Sarah Familia said...

Just one more reason I'm homeschooling my kids :) They are dual citizens, and I take their civic education very seriously. It is funny how your perspective begins to change when you are forced to look at things from two points of view simultaneously. I think that's the big barrier, just like learning your first second language. That's why it's such a vital part of anyone's education to spend time abroad, or at least become intimate with someone from another country. Once you can see your own country from the outside in, it's easier to be a little more objective, and a little more willing to understand that there is good and bad everywhere, and seeing the nuance is the first step toward any kind of effective change.
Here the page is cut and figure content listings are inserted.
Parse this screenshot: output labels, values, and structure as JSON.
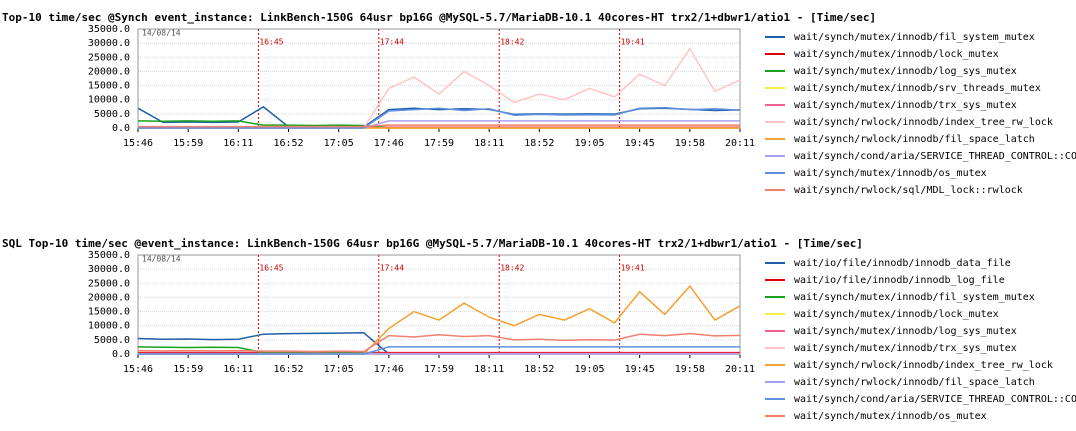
{
  "chart_data": [
    {
      "type": "line",
      "title": "Top-10 time/sec @Synch event_instance: LinkBench-150G 64usr bp16G @MySQL-5.7/MariaDB-10.1 40cores-HT trx2/1+dbwr1/atio1 - [Time/sec]",
      "date": "14/08/14",
      "x": [
        0,
        0.5,
        1,
        1.5,
        2,
        2.5,
        3,
        3.5,
        4,
        4.5,
        5,
        5.5,
        6,
        6.5,
        7,
        7.5,
        8,
        8.5,
        9,
        9.5,
        10,
        10.5,
        11,
        11.5,
        12
      ],
      "xlim": [
        0,
        12
      ],
      "xticks": [
        {
          "value": 0,
          "label": "15:46"
        },
        {
          "value": 1,
          "label": "15:59"
        },
        {
          "value": 2,
          "label": "16:11"
        },
        {
          "value": 3,
          "label": "16:52"
        },
        {
          "value": 4,
          "label": "17:05"
        },
        {
          "value": 5,
          "label": "17:46"
        },
        {
          "value": 6,
          "label": "17:59"
        },
        {
          "value": 7,
          "label": "18:11"
        },
        {
          "value": 8,
          "label": "18:52"
        },
        {
          "value": 9,
          "label": "19:05"
        },
        {
          "value": 10,
          "label": "19:45"
        },
        {
          "value": 11,
          "label": "19:58"
        },
        {
          "value": 12,
          "label": "20:11"
        }
      ],
      "markers": [
        {
          "value": 2.4,
          "label": "16:45"
        },
        {
          "value": 4.8,
          "label": "17:44"
        },
        {
          "value": 7.2,
          "label": "18:42"
        },
        {
          "value": 9.6,
          "label": "19:41"
        }
      ],
      "ylim": [
        0,
        35000
      ],
      "yticks": [
        {
          "value": 0,
          "label": "0.0"
        },
        {
          "value": 5000,
          "label": "5000.0"
        },
        {
          "value": 10000,
          "label": "10000.0"
        },
        {
          "value": 15000,
          "label": "15000.0"
        },
        {
          "value": 20000,
          "label": "20000.0"
        },
        {
          "value": 25000,
          "label": "25000.0"
        },
        {
          "value": 30000,
          "label": "30000.0"
        },
        {
          "value": 35000,
          "label": "35000.0"
        }
      ],
      "grid": true,
      "series": [
        {
          "name": "wait/synch/mutex/innodb/fil_system_mutex",
          "color": "#1f5fa8",
          "values": [
            7000,
            2000,
            2100,
            2000,
            2100,
            7500,
            400,
            400,
            400,
            300,
            6500,
            7000,
            6500,
            6800,
            6600,
            4800,
            5000,
            4900,
            5000,
            4900,
            6800,
            7000,
            6600,
            6200,
            6400
          ]
        },
        {
          "name": "wait/synch/mutex/innodb/lock_mutex",
          "color": "#e00000",
          "values": [
            200,
            200,
            200,
            200,
            200,
            200,
            200,
            200,
            200,
            200,
            200,
            200,
            200,
            200,
            200,
            200,
            200,
            200,
            200,
            200,
            200,
            200,
            200,
            200,
            200
          ]
        },
        {
          "name": "wait/synch/mutex/innodb/log_sys_mutex",
          "color": "#1aa01a",
          "values": [
            2500,
            2400,
            2500,
            2400,
            2500,
            1000,
            1000,
            900,
            1000,
            900,
            0,
            0,
            0,
            0,
            0,
            0,
            0,
            0,
            0,
            0,
            0,
            0,
            0,
            0,
            0
          ]
        },
        {
          "name": "wait/synch/mutex/innodb/srv_threads_mutex",
          "color": "#f0f040",
          "values": [
            0,
            0,
            0,
            0,
            0,
            0,
            0,
            0,
            0,
            0,
            0,
            0,
            0,
            0,
            0,
            0,
            0,
            0,
            0,
            0,
            0,
            0,
            0,
            0,
            0
          ]
        },
        {
          "name": "wait/synch/mutex/innodb/trx_sys_mutex",
          "color": "#f06090",
          "values": [
            100,
            100,
            100,
            100,
            100,
            100,
            100,
            100,
            100,
            100,
            100,
            100,
            100,
            100,
            100,
            100,
            100,
            100,
            100,
            100,
            100,
            100,
            100,
            100,
            100
          ]
        },
        {
          "name": "wait/synch/rwlock/innodb/index_tree_rw_lock",
          "color": "#ffc4c4",
          "values": [
            0,
            0,
            0,
            0,
            0,
            0,
            0,
            0,
            0,
            0,
            14000,
            18000,
            12000,
            20000,
            15000,
            9000,
            12000,
            10000,
            14000,
            11000,
            19000,
            15000,
            28000,
            13000,
            17000
          ]
        },
        {
          "name": "wait/synch/rwlock/innodb/fil_space_latch",
          "color": "#f5a030",
          "values": [
            0,
            0,
            0,
            0,
            0,
            0,
            0,
            0,
            0,
            0,
            0,
            0,
            0,
            0,
            0,
            0,
            0,
            0,
            0,
            0,
            0,
            0,
            0,
            0,
            0
          ]
        },
        {
          "name": "wait/synch/cond/aria/SERVICE_THREAD_CONTROL::CO",
          "color": "#a8a0f0",
          "values": [
            0,
            0,
            0,
            0,
            0,
            0,
            0,
            0,
            0,
            0,
            2500,
            2500,
            2500,
            2500,
            2500,
            2500,
            2500,
            2500,
            2500,
            2500,
            2500,
            2500,
            2500,
            2500,
            2500
          ]
        },
        {
          "name": "wait/synch/mutex/innodb/os_mutex",
          "color": "#6090e0",
          "values": [
            0,
            0,
            0,
            0,
            0,
            0,
            0,
            0,
            0,
            0,
            6000,
            6500,
            7000,
            6200,
            6800,
            4500,
            4800,
            4600,
            4700,
            4600,
            7000,
            7200,
            6500,
            6800,
            6300
          ]
        },
        {
          "name": "wait/synch/rwlock/sql/MDL_lock::rwlock",
          "color": "#f08070",
          "values": [
            500,
            500,
            500,
            500,
            500,
            500,
            500,
            500,
            500,
            500,
            1000,
            1000,
            1000,
            1000,
            1000,
            1000,
            1000,
            1000,
            1000,
            1000,
            1000,
            1000,
            1000,
            1000,
            1000
          ]
        }
      ]
    },
    {
      "type": "line",
      "title": "SQL Top-10 time/sec @event_instance: LinkBench-150G 64usr bp16G @MySQL-5.7/MariaDB-10.1 40cores-HT trx2/1+dbwr1/atio1 - [Time/sec]",
      "date": "14/08/14",
      "x": [
        0,
        0.5,
        1,
        1.5,
        2,
        2.5,
        3,
        3.5,
        4,
        4.5,
        5,
        5.5,
        6,
        6.5,
        7,
        7.5,
        8,
        8.5,
        9,
        9.5,
        10,
        10.5,
        11,
        11.5,
        12
      ],
      "xlim": [
        0,
        12
      ],
      "xticks": [
        {
          "value": 0,
          "label": "15:46"
        },
        {
          "value": 1,
          "label": "15:59"
        },
        {
          "value": 2,
          "label": "16:11"
        },
        {
          "value": 3,
          "label": "16:52"
        },
        {
          "value": 4,
          "label": "17:05"
        },
        {
          "value": 5,
          "label": "17:46"
        },
        {
          "value": 6,
          "label": "17:59"
        },
        {
          "value": 7,
          "label": "18:11"
        },
        {
          "value": 8,
          "label": "18:52"
        },
        {
          "value": 9,
          "label": "19:05"
        },
        {
          "value": 10,
          "label": "19:45"
        },
        {
          "value": 11,
          "label": "19:58"
        },
        {
          "value": 12,
          "label": "20:11"
        }
      ],
      "markers": [
        {
          "value": 2.4,
          "label": "16:45"
        },
        {
          "value": 4.8,
          "label": "17:44"
        },
        {
          "value": 7.2,
          "label": "18:42"
        },
        {
          "value": 9.6,
          "label": "19:41"
        }
      ],
      "ylim": [
        0,
        35000
      ],
      "yticks": [
        {
          "value": 0,
          "label": "0.0"
        },
        {
          "value": 5000,
          "label": "5000.0"
        },
        {
          "value": 10000,
          "label": "10000.0"
        },
        {
          "value": 15000,
          "label": "15000.0"
        },
        {
          "value": 20000,
          "label": "20000.0"
        },
        {
          "value": 25000,
          "label": "25000.0"
        },
        {
          "value": 30000,
          "label": "30000.0"
        },
        {
          "value": 35000,
          "label": "35000.0"
        }
      ],
      "grid": true,
      "series": [
        {
          "name": "wait/io/file/innodb/innodb_data_file",
          "color": "#1f5fa8",
          "values": [
            5500,
            5200,
            5300,
            5100,
            5200,
            7000,
            7200,
            7300,
            7400,
            7500,
            0,
            0,
            0,
            0,
            0,
            0,
            0,
            0,
            0,
            0,
            0,
            0,
            0,
            0,
            0
          ]
        },
        {
          "name": "wait/io/file/innodb/innodb_log_file",
          "color": "#e00000",
          "values": [
            500,
            500,
            500,
            500,
            500,
            500,
            500,
            500,
            500,
            500,
            500,
            500,
            500,
            500,
            500,
            500,
            500,
            500,
            500,
            500,
            500,
            500,
            500,
            500,
            500
          ]
        },
        {
          "name": "wait/synch/mutex/innodb/fil_system_mutex",
          "color": "#1aa01a",
          "values": [
            2500,
            2400,
            2300,
            2400,
            2300,
            500,
            500,
            500,
            500,
            500,
            0,
            0,
            0,
            0,
            0,
            0,
            0,
            0,
            0,
            0,
            0,
            0,
            0,
            0,
            0
          ]
        },
        {
          "name": "wait/synch/mutex/innodb/lock_mutex",
          "color": "#f0f040",
          "values": [
            0,
            0,
            0,
            0,
            0,
            0,
            0,
            0,
            0,
            0,
            0,
            0,
            0,
            0,
            0,
            0,
            0,
            0,
            0,
            0,
            0,
            0,
            0,
            0,
            0
          ]
        },
        {
          "name": "wait/synch/mutex/innodb/log_sys_mutex",
          "color": "#f06090",
          "values": [
            200,
            200,
            200,
            200,
            200,
            200,
            200,
            200,
            200,
            200,
            200,
            200,
            200,
            200,
            200,
            200,
            200,
            200,
            200,
            200,
            200,
            200,
            200,
            200,
            200
          ]
        },
        {
          "name": "wait/synch/mutex/innodb/trx_sys_mutex",
          "color": "#ffc4c4",
          "values": [
            0,
            0,
            0,
            0,
            0,
            0,
            0,
            0,
            0,
            0,
            0,
            0,
            0,
            0,
            0,
            0,
            0,
            0,
            0,
            0,
            0,
            0,
            0,
            0,
            0
          ]
        },
        {
          "name": "wait/synch/rwlock/innodb/index_tree_rw_lock",
          "color": "#f5a030",
          "values": [
            0,
            0,
            0,
            0,
            0,
            0,
            0,
            0,
            0,
            0,
            9000,
            15000,
            12000,
            18000,
            13000,
            10000,
            14000,
            12000,
            16000,
            11000,
            22000,
            14000,
            24000,
            12000,
            17000
          ]
        },
        {
          "name": "wait/synch/rwlock/innodb/fil_space_latch",
          "color": "#a8a0f0",
          "values": [
            0,
            0,
            0,
            0,
            0,
            0,
            0,
            0,
            0,
            0,
            0,
            0,
            0,
            0,
            0,
            0,
            0,
            0,
            0,
            0,
            0,
            0,
            0,
            0,
            0
          ]
        },
        {
          "name": "wait/synch/cond/aria/SERVICE_THREAD_CONTROL::CO",
          "color": "#6090e0",
          "values": [
            0,
            0,
            0,
            0,
            0,
            0,
            0,
            0,
            0,
            0,
            2500,
            2500,
            2500,
            2500,
            2500,
            2500,
            2500,
            2500,
            2500,
            2500,
            2500,
            2500,
            2500,
            2500,
            2500
          ]
        },
        {
          "name": "wait/synch/mutex/innodb/os_mutex",
          "color": "#f08070",
          "values": [
            1200,
            1100,
            1200,
            1100,
            1200,
            1000,
            1000,
            900,
            1000,
            900,
            6500,
            6000,
            6800,
            6200,
            6500,
            5000,
            5200,
            4800,
            5100,
            4900,
            7000,
            6500,
            7200,
            6400,
            6600
          ]
        }
      ]
    }
  ]
}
As Rudyard Kipling put it,

"All good people agree,
And all good people say,
All nice people, like Us, are We
And every one else is They:
But if you cross over the sea,
Instead of over the way,
You may end by (think of it!) looking on We
As only a sort of They!"

Susanne said...

Sanil, yes! I don't want to come across as being a hater of all things American because I'm not. I realize other countries and other people have done bad things as well so it's not like we have a monopoly on atrocities and deceit.

On the flip side, we don't have all the good people either. :)

Sarah, your children are lucky to have a mom who will teach them a more balanced view.

I agree that traveling or knowing someone from another country is helpful. Perhaps this was when I really started seeing the US differently. Maybe some people aren't so blind as I was - lucky them - but it took meeting someone quite different than I (and any of "my" people) to help me better see things.

Also, reading books by people who have traveled and lived in other countries has helped open my eyes. I remember crying when reading a book by a lady living in Vietnam - and it wasn't even a sad book really. Just a recording of her life there. But something about it got to me.

Suzanne Bubnash said...

I read this book last year and in my December book post wrote this:

"Because of my background in history, I could relate to Lies My Teacher Told Me. I don't agree with everything he said; in fact a few times the author sounds as if he is about to cross the fine line of taking an historical event out of context and analyzing it via our modern-day values. But all in all I love that he advocates truth in education, then giving students the joy of using their own brains when examining issues."

It is not a credit to our country that many of our citizens are ignorant of historical truths. But on the flip side, it has become vogue the past few decades to cast America as the world's boogie man, which is absurd. If one studies world history deeper than surface level, the pattern of ethnic or political behavior is that the "big and powerful" rule over the small and weak. Or perhaps crush or annihilate the weak.

The US isn't perfect, but we have not invented anything new in this department, except that in many cases we defend others against the tyranny of the "big and powerful," because we can.

Susanne said...

I'd forgotten you read it. Thank you for reminding me of this and what you thought of the book.

Yes, I do see that trend and maybe this is why my conservative friends push back when I post things contrary to their thinking of US history and heroes. Yet, even the Bible doesn't make every character out to be wonderful.David is portrayed as a man after God's own heart who is DEEPLY flawed.

Andrew said this book made me angry - and he didn't mean that in a good way.

Perhaps I should go back to reading silly books so my mind won't be challenged to see the US the way others do. Ignorance really is bliss sometimes.